In 2022, Cenrinica made obscene profits of £3.3bn. This is more than three times what they made in 2021 where the company made £948m. It is the first time since 2018 that the company have made profits in the billions and over half a billion more than their previous record-high of £2.7bn in 2012.
The news has been met with more calls for further tax measures being placed on energy companies after Shell also announced record profits in 2022 recently. The energy giant made a whopping £32bn last year, the largest amount in the company’s 115-year history.
British Gas has come under fire in the past year after they forced vulnerable customers to have prepayment meters fitted into their homes. Now that we know they were doing this while bringing in billions of pounds of profit, the criticism is likely to amplify.
Conflicting figures
With Centrica releasing figures that show record profits, many will assume that British Gas are also raking it in. However, the reality is that their financial performance alone is far from the levels of their parent company.
Figures relating to British Gas show that adjusted operating profit has decreased by nearly £50m over the past couple of years. In 2021, the gas company made around £118m in profits, while last year that figure was around £72m.
Interestingly, though, they had more residential customers in 2022 than in 2021. They jumped from 7.1m to 7.5 customers across the two years, making a decrease in profit slightly concerning from their perspective.

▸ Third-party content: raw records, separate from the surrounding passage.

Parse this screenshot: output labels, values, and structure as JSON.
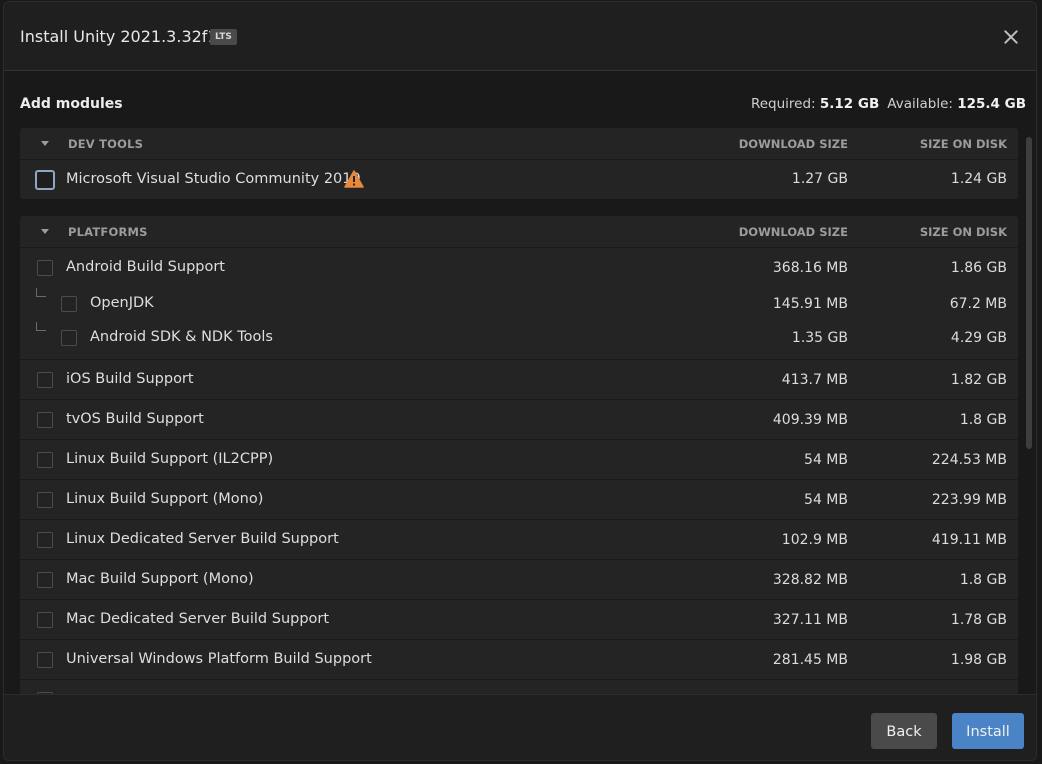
{
  "dialog": {
    "title": "Install Unity 2021.3.32f1",
    "badge": "LTS",
    "close_icon": "close-icon"
  },
  "summary": {
    "heading": "Add modules",
    "required_label": "Required:",
    "required_value": "5.12 GB",
    "available_label": "Available:",
    "available_value": "125.4 GB"
  },
  "dev_tools": {
    "header": "DEV TOOLS",
    "col_download": "DOWNLOAD SIZE",
    "col_disk": "SIZE ON DISK",
    "items": [
      {
        "label": "Microsoft Visual Studio Community 2019",
        "download": "1.27 GB",
        "disk": "1.24 GB",
        "icon": "warning-icon",
        "warning_color": "#e8883a"
      }
    ]
  },
  "platforms": {
    "header": "PLATFORMS",
    "col_download": "DOWNLOAD SIZE",
    "col_disk": "SIZE ON DISK",
    "items": [
      {
        "label": "Android Build Support",
        "download": "368.16 MB",
        "disk": "1.86 GB"
      },
      {
        "label": "OpenJDK",
        "download": "145.91 MB",
        "disk": "67.2 MB"
      },
      {
        "label": "Android SDK & NDK Tools",
        "download": "1.35 GB",
        "disk": "4.29 GB"
      },
      {
        "label": "iOS Build Support",
        "download": "413.7 MB",
        "disk": "1.82 GB"
      },
      {
        "label": "tvOS Build Support",
        "download": "409.39 MB",
        "disk": "1.8 GB"
      },
      {
        "label": "Linux Build Support (IL2CPP)",
        "download": "54 MB",
        "disk": "224.53 MB"
      },
      {
        "label": "Linux Build Support (Mono)",
        "download": "54 MB",
        "disk": "223.99 MB"
      },
      {
        "label": "Linux Dedicated Server Build Support",
        "download": "102.9 MB",
        "disk": "419.11 MB"
      },
      {
        "label": "Mac Build Support (Mono)",
        "download": "328.82 MB",
        "disk": "1.8 GB"
      },
      {
        "label": "Mac Dedicated Server Build Support",
        "download": "327.11 MB",
        "disk": "1.78 GB"
      },
      {
        "label": "Universal Windows Platform Build Support",
        "download": "281.45 MB",
        "disk": "1.98 GB"
      }
    ]
  },
  "footer": {
    "back_label": "Back",
    "install_label": "Install"
  },
  "colors": {
    "accent": "#4a83c6",
    "warning": "#e8883a"
  }
}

UK residents have been paying soaring energy bills for the past year after wholesale gas costs rose due to the Russian invasion of Ukraine. However, with energy companies now making profits there will be further pressure to increase the taxes they are subject to.
Last year, Centrica paid £1bn in tax, with £54m of that coming from the Energy Profity Levy which was introduced by the government last year in response to the energy crisis. Centrica were also subject to the 45% windfall tax that was placed on electricity generators.

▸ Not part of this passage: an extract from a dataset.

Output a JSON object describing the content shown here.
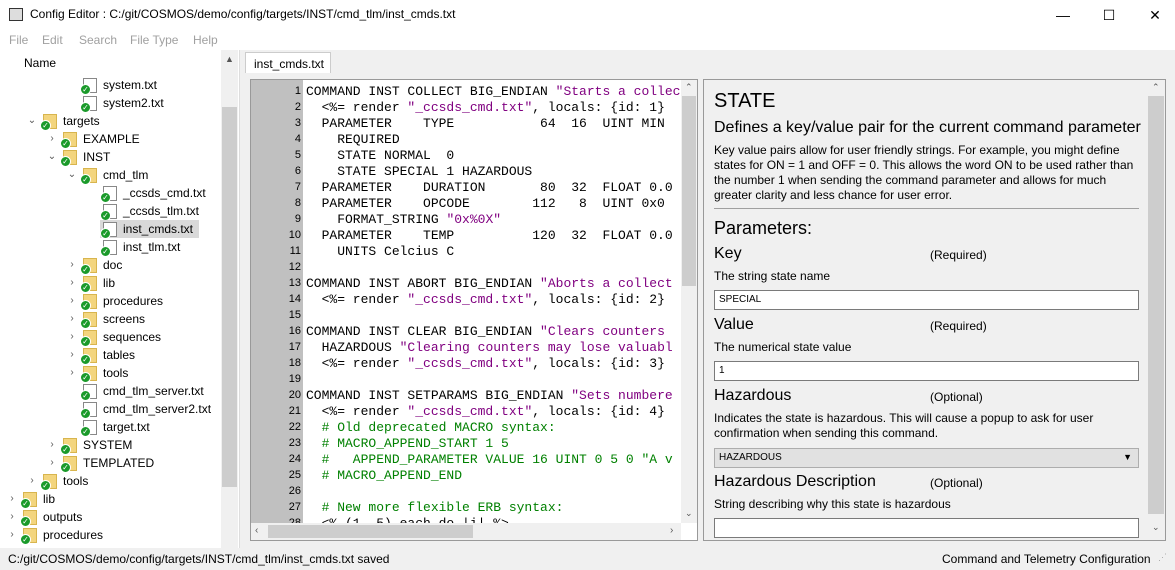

With British Gas’ profits down on 2021, the majority of Centrica’s earnings came as a result of its nuclear, oil and gas business. The company also sold Spirt Energy, an oil and gas business, in May 2022 which also contributed.
Calls for harsher measures
Centrica is the latest energy company to announce record profits and, as a result, calls for the government to place stricter taxes on these companies are getting louder. Unite, the largest trade union in the United Kingdom, has released the following statement written by their General Secretary, Sharon Graham, in light of the news:
“British Gas Owner Centrica has been coining it in from our massive energy bills while sending bailiffs to prey on vulnerable consumers the length and breadth of the country. These energy companies are showing us everything that is wrong with the UK’s broken economy.
Rishi Sunak should get a grip – pull the plug on rampaging energy profiteering, impose a meaningful, tough windfall tax and give the NHS a pay rise with the proceeds.”
The Labour Party have also been quick to pile the pressure on Sunak and his party. They have called on them to impose tougher sanctions on profiteering energy companies. The Shadow Climate and Net Zero Secretary, Ed Miliband said:
“It cannot be right that, as oil and gas giants rake in the windfalls of war, Rishi Sunak’s Conservatives refuse to implement a proper windfall tax that would make them pay their fair share.”
Final thought
Over the past six months, a record number of workers have taken strike action in the United Kingdom from nurses and ambulance workers to teachers and rail workers. All of them have been told that they aren’t entitled to a fair pay rise amid a cost of living crisis driven by soaring energy costs.
The news, then, that energy companies made billions of pounds last year is another kick in the teeth to them and the service they provide the country. The government are seemingly going to be backed into a corner and their only way out will be to raise the windfall tax on energy companies.